Mes lecteurs les plus fidèles savent combien je déteste les étudiants. Avec eux c’est toujours la même chose : ils n’apprennent rien et il semble qu’ils se complaisent dans leur statut de jeune. Chaque année ils ont tout oublié pendant leurs vacances et il nous faut répéter ce qu’on a expliqué l’année précédente. Chaque année il faut tout recommencer, c’est épuisant.

Avec la crise sanitaire, on peut entrevoir une lueur d’espoir : les étudiants viennent beaucoup moins à l’Université et apprennent par eux-mêmes de chez eux. D’ailleurs, depuis que le taux de contaminations monte en flèche, le gouvernement est assez ferme sur la question : il ne faut pas que l’Université accueille plus de 50 % des effectifs. On tend donc vers une situation idéale, qui serait une Université sans étudiants, on serait alors bien tranquille car on pourrait faire de la recherche sans être accaparé par l’enseignement.

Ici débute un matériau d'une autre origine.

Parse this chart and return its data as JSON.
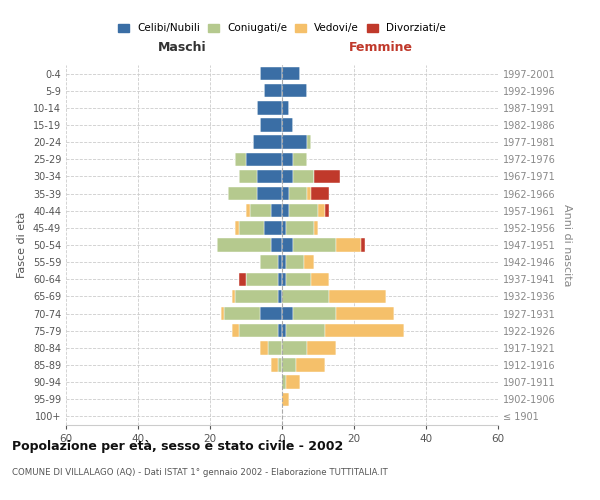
{
  "age_groups": [
    "100+",
    "95-99",
    "90-94",
    "85-89",
    "80-84",
    "75-79",
    "70-74",
    "65-69",
    "60-64",
    "55-59",
    "50-54",
    "45-49",
    "40-44",
    "35-39",
    "30-34",
    "25-29",
    "20-24",
    "15-19",
    "10-14",
    "5-9",
    "0-4"
  ],
  "birth_years": [
    "≤ 1901",
    "1902-1906",
    "1907-1911",
    "1912-1916",
    "1917-1921",
    "1922-1926",
    "1927-1931",
    "1932-1936",
    "1937-1941",
    "1942-1946",
    "1947-1951",
    "1952-1956",
    "1957-1961",
    "1962-1966",
    "1967-1971",
    "1972-1976",
    "1977-1981",
    "1982-1986",
    "1987-1991",
    "1992-1996",
    "1997-2001"
  ],
  "male": {
    "celibi": [
      0,
      0,
      0,
      0,
      0,
      1,
      6,
      1,
      1,
      1,
      3,
      5,
      3,
      7,
      7,
      10,
      8,
      6,
      7,
      5,
      6
    ],
    "coniugati": [
      0,
      0,
      0,
      1,
      4,
      11,
      10,
      12,
      9,
      5,
      15,
      7,
      6,
      8,
      5,
      3,
      0,
      0,
      0,
      0,
      0
    ],
    "vedovi": [
      0,
      0,
      0,
      2,
      2,
      2,
      1,
      1,
      0,
      0,
      0,
      1,
      1,
      0,
      0,
      0,
      0,
      0,
      0,
      0,
      0
    ],
    "divorziati": [
      0,
      0,
      0,
      0,
      0,
      0,
      0,
      0,
      2,
      0,
      0,
      0,
      0,
      0,
      0,
      0,
      0,
      0,
      0,
      0,
      0
    ]
  },
  "female": {
    "nubili": [
      0,
      0,
      0,
      0,
      0,
      1,
      3,
      0,
      1,
      1,
      3,
      1,
      2,
      2,
      3,
      3,
      7,
      3,
      2,
      7,
      5
    ],
    "coniugate": [
      0,
      0,
      1,
      4,
      7,
      11,
      12,
      13,
      7,
      5,
      12,
      8,
      8,
      5,
      6,
      4,
      1,
      0,
      0,
      0,
      0
    ],
    "vedove": [
      0,
      2,
      4,
      8,
      8,
      22,
      16,
      16,
      5,
      3,
      7,
      1,
      2,
      1,
      0,
      0,
      0,
      0,
      0,
      0,
      0
    ],
    "divorziate": [
      0,
      0,
      0,
      0,
      0,
      0,
      0,
      0,
      0,
      0,
      1,
      0,
      1,
      5,
      7,
      0,
      0,
      0,
      0,
      0,
      0
    ]
  },
  "colors": {
    "celibi": "#3a6ea5",
    "coniugati": "#b5c98e",
    "vedovi": "#f5c06a",
    "divorziati": "#c0392b"
  },
  "xlim": 60,
  "title": "Popolazione per età, sesso e stato civile - 2002",
  "subtitle": "COMUNE DI VILLALAGO (AQ) - Dati ISTAT 1° gennaio 2002 - Elaborazione TUTTITALIA.IT",
  "ylabel_left": "Fasce di età",
  "ylabel_right": "Anni di nascita",
  "xlabel_male": "Maschi",
  "xlabel_female": "Femmine",
  "bg_color": "#ffffff"
}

Dans ma formation, on avait adopté un rythme en mode hybride dès la rentrée, comme nombre d’autres formations quand les moyens étaient disponibles pour faire cette transformation. Ce n’est pas très simple de faire ce type d’enseignement. Très concrètement, pour ma part je ne parviens pas à faire cours à la fois pour les étudiants que j’ai devant moi et ceux qui me regardent via un écran. Ils sont censés interagir mais je n’ai pas encore le réflexe d’aller vers eux pour voir s’ils ont une question ou autre. Peut-être que c’est une question d’habitude et que ça viendra avec le temps ?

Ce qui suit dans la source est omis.